By Davin Wilfrid, ERP Expert
The economy is getting more productivity out of US workers, says Tony Schwartz at Harvard Business Review, but at what cost? It's one thing to brag that US workers are producing the same volume of goods and services as we did in 2007 despite 10% fewer jobs -- it's another thing to lift the curtain and see what's driving the situation:
There's a simple, visceral reason for the gains, Mr. Chairman, and it's called fear. If colleagues around us are being laid off and cut back, we can't help worrying that our jobs may be next. Our survival instincts kick in, and we push ourselves harder, so we're not the next one to go.
Later, Schwartz analyzes why this isn't necessarily a positive development:
Getting more tasks accomplished — say writing and responding to scores of emails in between
other activities — may technically represent higher productivity, but it doesn't necessarily mean adding greater value. Instead, the ethic of more, bigger, faster ultimately generates value that is narrow, shallow and short-term.
There are lessons here for SAP project managers, who have increasingly been asked to do more with less since the economy began heading south in 2008. I've heard from dozens of SAP professionals in recent years who say they are among the last members of a once-thriving team -- or that their projects are stalled or behind schedule because they can't free up the resources to complete vital tasks.
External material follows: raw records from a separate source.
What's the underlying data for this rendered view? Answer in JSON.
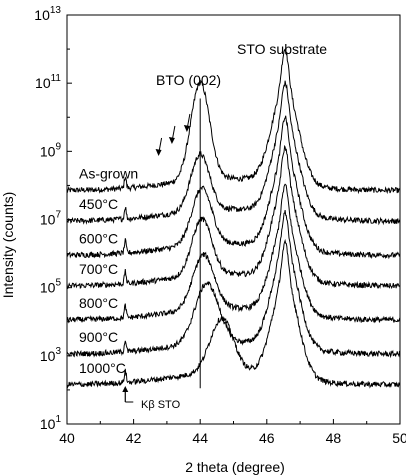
{
  "chart_data": {
    "type": "line",
    "xlabel": "2 theta (degree)",
    "ylabel": "Intensity (counts)",
    "xlim": [
      40,
      50
    ],
    "ylim_log10": [
      1,
      13
    ],
    "y_scale": "log",
    "x_ticks": [
      "40",
      "42",
      "44",
      "46",
      "48",
      "50"
    ],
    "y_ticks": [
      {
        "base": "10",
        "exp": "1"
      },
      {
        "base": "10",
        "exp": "3"
      },
      {
        "base": "10",
        "exp": "5"
      },
      {
        "base": "10",
        "exp": "7"
      },
      {
        "base": "10",
        "exp": "9"
      },
      {
        "base": "10",
        "exp": "11"
      },
      {
        "base": "10",
        "exp": "13"
      }
    ],
    "annotations": {
      "bto_peak": "BTO (002)",
      "sto_peak": "STO substrate",
      "kbeta": "Kβ STO"
    },
    "reference_line_x": 44.0,
    "series": [
      {
        "name": "As-grown",
        "baseline": 7.85,
        "bto_center": 44.0,
        "bto_height": 2.85,
        "bto_width": 0.4,
        "sto_height": 3.95
      },
      {
        "name": "450°C",
        "baseline": 6.95,
        "bto_center": 44.0,
        "bto_height": 1.65,
        "bto_width": 0.4,
        "sto_height": 3.85
      },
      {
        "name": "600°C",
        "baseline": 5.95,
        "bto_center": 44.05,
        "bto_height": 1.65,
        "bto_width": 0.42,
        "sto_height": 3.85
      },
      {
        "name": "700°C",
        "baseline": 5.05,
        "bto_center": 44.05,
        "bto_height": 1.65,
        "bto_width": 0.42,
        "sto_height": 3.85
      },
      {
        "name": "800°C",
        "baseline": 4.05,
        "bto_center": 44.1,
        "bto_height": 1.6,
        "bto_width": 0.45,
        "sto_height": 3.75
      },
      {
        "name": "900°C",
        "baseline": 3.05,
        "bto_center": 44.2,
        "bto_height": 1.75,
        "bto_width": 0.5,
        "sto_height": 3.95
      },
      {
        "name": "1000°C",
        "baseline": 2.15,
        "bto_center": 44.65,
        "bto_height": 1.6,
        "bto_width": 0.5,
        "sto_height": 3.95
      }
    ],
    "sto_center": 46.55,
    "kbeta_x": 41.75,
    "arrows_x": [
      42.75,
      43.15,
      43.6
    ],
    "grid": false
  }
}
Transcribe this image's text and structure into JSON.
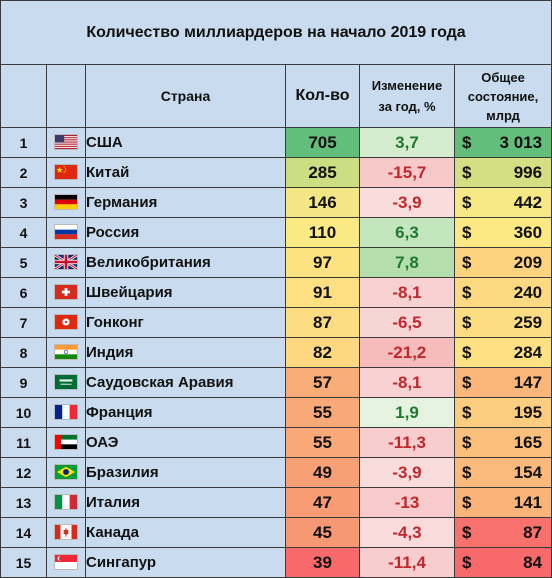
{
  "title": "Количество миллиардеров на начало 2019 года",
  "headers": {
    "country": "Страна",
    "count": "Кол-во",
    "change_line1": "Изменение",
    "change_line2": "за год, %",
    "wealth_line1": "Общее",
    "wealth_line2": "состояние,",
    "wealth_line3": "млрд"
  },
  "colors": {
    "header_bg": "#c9dcef",
    "positive_text": "#1f7a2e",
    "negative_text": "#c0282d"
  },
  "rows": [
    {
      "rank": "1",
      "flag": "usa-flag-icon",
      "country": "США",
      "count": "705",
      "change": "3,7",
      "wealth_currency": "$",
      "wealth": "3 013",
      "count_bg": "#63be7b",
      "change_bg": "#d5eccf",
      "wealth_bg": "#63be7b",
      "change_color": "#1f7a2e"
    },
    {
      "rank": "2",
      "flag": "china-flag-icon",
      "country": "Китай",
      "count": "285",
      "change": "-15,7",
      "wealth_currency": "$",
      "wealth": "996",
      "count_bg": "#cddd82",
      "change_bg": "#f7c9c9",
      "wealth_bg": "#d3df82",
      "change_color": "#c0282d"
    },
    {
      "rank": "3",
      "flag": "germany-flag-icon",
      "country": "Германия",
      "count": "146",
      "change": "-3,9",
      "wealth_currency": "$",
      "wealth": "442",
      "count_bg": "#f3e785",
      "change_bg": "#f9dcdc",
      "wealth_bg": "#f6e884",
      "change_color": "#c0282d"
    },
    {
      "rank": "4",
      "flag": "russia-flag-icon",
      "country": "Россия",
      "count": "110",
      "change": "6,3",
      "wealth_currency": "$",
      "wealth": "360",
      "count_bg": "#fbe983",
      "change_bg": "#c4e6bf",
      "wealth_bg": "#fce983",
      "change_color": "#1f7a2e"
    },
    {
      "rank": "5",
      "flag": "uk-flag-icon",
      "country": "Великобритания",
      "count": "97",
      "change": "7,8",
      "wealth_currency": "$",
      "wealth": "209",
      "count_bg": "#fde282",
      "change_bg": "#b4dfac",
      "wealth_bg": "#fdd37f",
      "change_color": "#1f7a2e"
    },
    {
      "rank": "6",
      "flag": "switzerland-flag-icon",
      "country": "Швейцария",
      "count": "91",
      "change": "-8,1",
      "wealth_currency": "$",
      "wealth": "240",
      "count_bg": "#fde082",
      "change_bg": "#f8d2d2",
      "wealth_bg": "#fdda81",
      "change_color": "#c0282d"
    },
    {
      "rank": "7",
      "flag": "hongkong-flag-icon",
      "country": "Гонконг",
      "count": "87",
      "change": "-6,5",
      "wealth_currency": "$",
      "wealth": "259",
      "count_bg": "#fddd81",
      "change_bg": "#f8d5d5",
      "wealth_bg": "#fddd81",
      "change_color": "#c0282d"
    },
    {
      "rank": "8",
      "flag": "india-flag-icon",
      "country": "Индия",
      "count": "82",
      "change": "-21,2",
      "wealth_currency": "$",
      "wealth": "284",
      "count_bg": "#fdd880",
      "change_bg": "#f6bcbc",
      "wealth_bg": "#fde182",
      "change_color": "#c0282d"
    },
    {
      "rank": "9",
      "flag": "saudi-flag-icon",
      "country": "Саудовская Аравия",
      "count": "57",
      "change": "-8,1",
      "wealth_currency": "$",
      "wealth": "147",
      "count_bg": "#f8ac78",
      "change_bg": "#f8d2d2",
      "wealth_bg": "#fbb77a",
      "change_color": "#c0282d"
    },
    {
      "rank": "10",
      "flag": "france-flag-icon",
      "country": "Франция",
      "count": "55",
      "change": "1,9",
      "wealth_currency": "$",
      "wealth": "195",
      "count_bg": "#f8a977",
      "change_bg": "#e6f3e0",
      "wealth_bg": "#fccd7e",
      "change_color": "#1f7a2e"
    },
    {
      "rank": "11",
      "flag": "uae-flag-icon",
      "country": "ОАЭ",
      "count": "55",
      "change": "-11,3",
      "wealth_currency": "$",
      "wealth": "165",
      "count_bg": "#f8a977",
      "change_bg": "#f7cdcd",
      "wealth_bg": "#fbbf7c",
      "change_color": "#c0282d"
    },
    {
      "rank": "12",
      "flag": "brazil-flag-icon",
      "country": "Бразилия",
      "count": "49",
      "change": "-3,9",
      "wealth_currency": "$",
      "wealth": "154",
      "count_bg": "#f79f75",
      "change_bg": "#f9dcdc",
      "wealth_bg": "#fbba7b",
      "change_color": "#c0282d"
    },
    {
      "rank": "13",
      "flag": "italy-flag-icon",
      "country": "Италия",
      "count": "47",
      "change": "-13",
      "wealth_currency": "$",
      "wealth": "141",
      "count_bg": "#f79c75",
      "change_bg": "#f7cbcb",
      "wealth_bg": "#fab47a",
      "change_color": "#c0282d"
    },
    {
      "rank": "14",
      "flag": "canada-flag-icon",
      "country": "Канада",
      "count": "45",
      "change": "-4,3",
      "wealth_currency": "$",
      "wealth": "87",
      "count_bg": "#f69874",
      "change_bg": "#f9dbdb",
      "wealth_bg": "#f8716c",
      "change_color": "#c0282d"
    },
    {
      "rank": "15",
      "flag": "singapore-flag-icon",
      "country": "Сингапур",
      "count": "39",
      "change": "-11,4",
      "wealth_currency": "$",
      "wealth": "84",
      "count_bg": "#f8696b",
      "change_bg": "#f7cdcd",
      "wealth_bg": "#f8696b",
      "change_color": "#c0282d"
    }
  ]
}
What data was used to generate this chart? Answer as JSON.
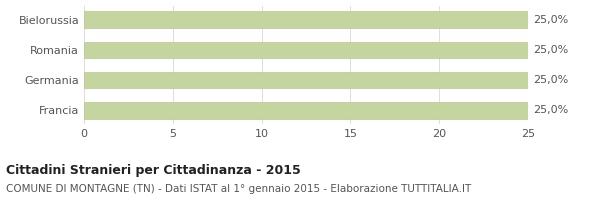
{
  "categories": [
    "Francia",
    "Germania",
    "Romania",
    "Bielorussia"
  ],
  "values": [
    25.0,
    25.0,
    25.0,
    25.0
  ],
  "bar_color": "#c5d5a0",
  "bar_edge_color": "#b8c990",
  "value_labels": [
    "25,0%",
    "25,0%",
    "25,0%",
    "25,0%"
  ],
  "xlim": [
    0,
    25
  ],
  "xticks": [
    0,
    5,
    10,
    15,
    20,
    25
  ],
  "title": "Cittadini Stranieri per Cittadinanza - 2015",
  "subtitle": "COMUNE DI MONTAGNE (TN) - Dati ISTAT al 1° gennaio 2015 - Elaborazione TUTTITALIA.IT",
  "title_fontsize": 9,
  "subtitle_fontsize": 7.5,
  "label_fontsize": 8,
  "tick_fontsize": 8,
  "background_color": "#ffffff",
  "grid_color": "#dddddd"
}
Many of those resources will simply add project work on top of their day jobs. We all know what happens next: Corners are cut. Testing is sloppy. Documentation is incomplete or non-existent.
In times like these it is vital for project managers get out in front of the productivity myth. As Ian Wright of Deloitte told me last year, it is critical to use the planning period to prepare incentives, create a support structure for employees struggling outside the workplace, and establish a clear plan for transitioning employees back to their former roles once the project is complete. The economy may not be back to full strength for a while yet, so conserving the fuel of productivity is vital.